But Kaine also sought to draw distinctions between his personal beliefs and the policy of the state, saying the law requires the governor to implement the death penalty unless there are extraordinary circumstances.
Virginia's Republican nominee for governor, Jerry W. Kilgore, then the attorney general, seized on Kaine's personal opposition, running an ad stating, "Tim Kaine says that Adolf Hitler doesn't qualify for the death penalty."
Even though a Washington Poll that year showed that 76 percent of Virginia voters favored capital punishment, many observers believe the ads backfired and helped Kaine win the election.
Kaine has continued to wrestle with the death penalty since taking office last January.

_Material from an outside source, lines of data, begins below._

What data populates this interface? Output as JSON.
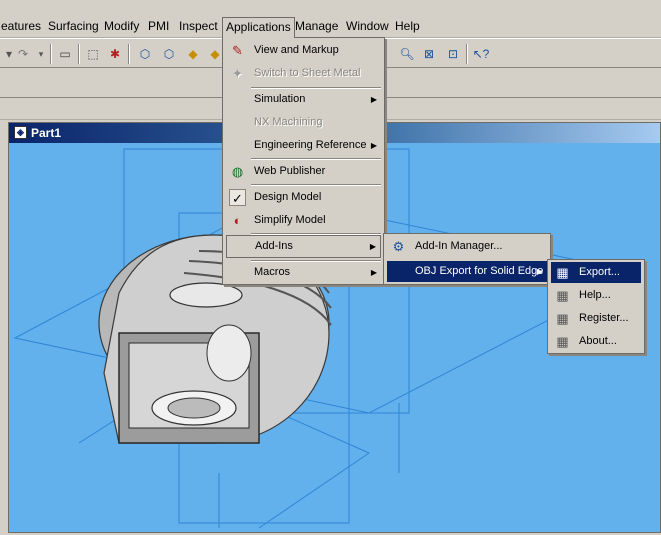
{
  "menubar": {
    "items": [
      "eatures",
      "Surfacing",
      "Modify",
      "PMI",
      "Inspect",
      "Applications",
      "Manage",
      "Window",
      "Help"
    ]
  },
  "document": {
    "title": "Part1"
  },
  "applications_menu": {
    "items": [
      {
        "label": "View and Markup",
        "icon": "view-markup-icon"
      },
      {
        "label": "Switch to Sheet Metal",
        "icon": "sheet-metal-icon",
        "disabled": true
      },
      {
        "label": "Simulation",
        "submenu": true
      },
      {
        "label": "NX Machining",
        "disabled": true
      },
      {
        "label": "Engineering Reference",
        "submenu": true
      },
      {
        "label": "Web Publisher",
        "icon": "globe-icon"
      },
      {
        "label": "Design Model",
        "icon": "checkmark-icon",
        "checked": true
      },
      {
        "label": "Simplify Model",
        "icon": "simplify-icon"
      },
      {
        "label": "Add-Ins",
        "submenu": true,
        "hover": true
      },
      {
        "label": "Macros",
        "submenu": true
      }
    ]
  },
  "addins_menu": {
    "items": [
      {
        "label": "Add-In Manager...",
        "icon": "addin-manager-icon"
      },
      {
        "label": "OBJ Export for Solid Edge",
        "submenu": true,
        "highlight": true
      }
    ]
  },
  "obj_menu": {
    "items": [
      {
        "label": "Export...",
        "icon": "calculator-icon",
        "highlight": true
      },
      {
        "label": "Help...",
        "icon": "calculator-icon"
      },
      {
        "label": "Register...",
        "icon": "calculator-icon"
      },
      {
        "label": "About...",
        "icon": "calculator-icon"
      }
    ]
  },
  "colors": {
    "viewport": "#62b0ec",
    "highlight": "#0a246a",
    "wire": "#3a8ad8"
  }
}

In interviews, he said the hardest part of his job is having to decide whether to let an execution proceed.
But he has largely done what he campaigned on. Four times, he has said he found no "compelling reason" to overturn the decision of the jury and appellate courts. Kaine has so far spared one man, at least temporarily.
Kaine has also spoken out against a state policy that allows death row inmates to decide if they want to die by lethal injection or the electric chair.

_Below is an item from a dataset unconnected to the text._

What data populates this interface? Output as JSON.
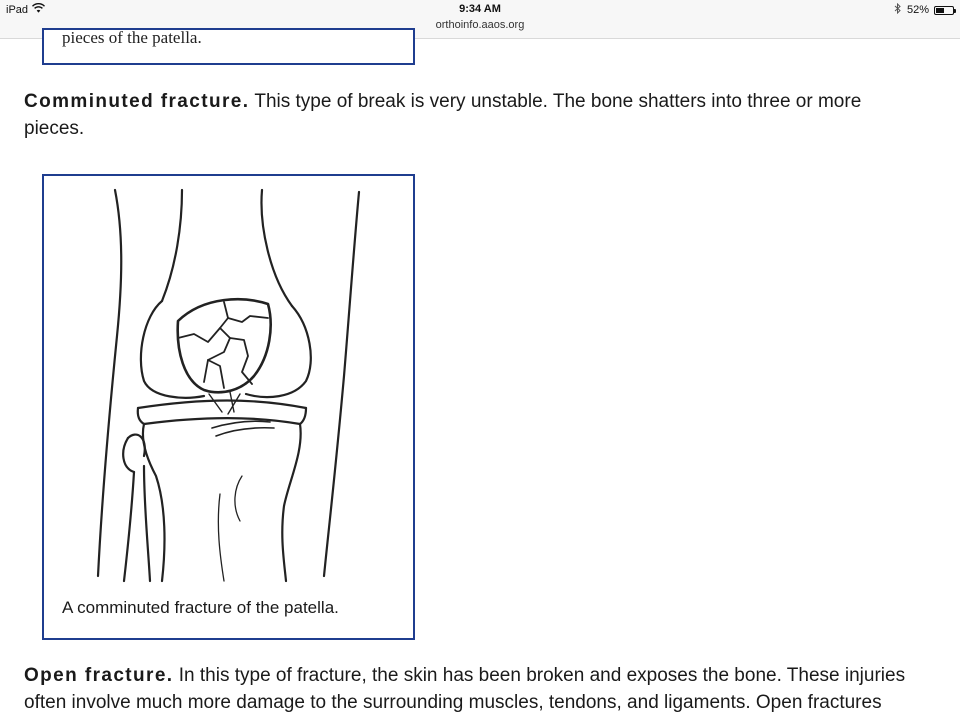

Last summer, convicted killer Brandon W. Hedrick chose to die by electric chair, making national headlines.
Kaine will soon face another tough decision relating to the death penalty: The Virginia Senate and House, both dominated by law-and-order conservatives, have approved bills to expand the use of capital punishment by making accomplices and the killers of judges and court witnesses eligible for the penalty.
"It's like how many ways can you ban gay marriage?" Kaine said. "Virginia would like to do it nine times rather than eight times. The death penalty statute is kind of the same way. . . . I've got to be convinced there is a problem, and I've got to be convinced that the bill fixes a problem."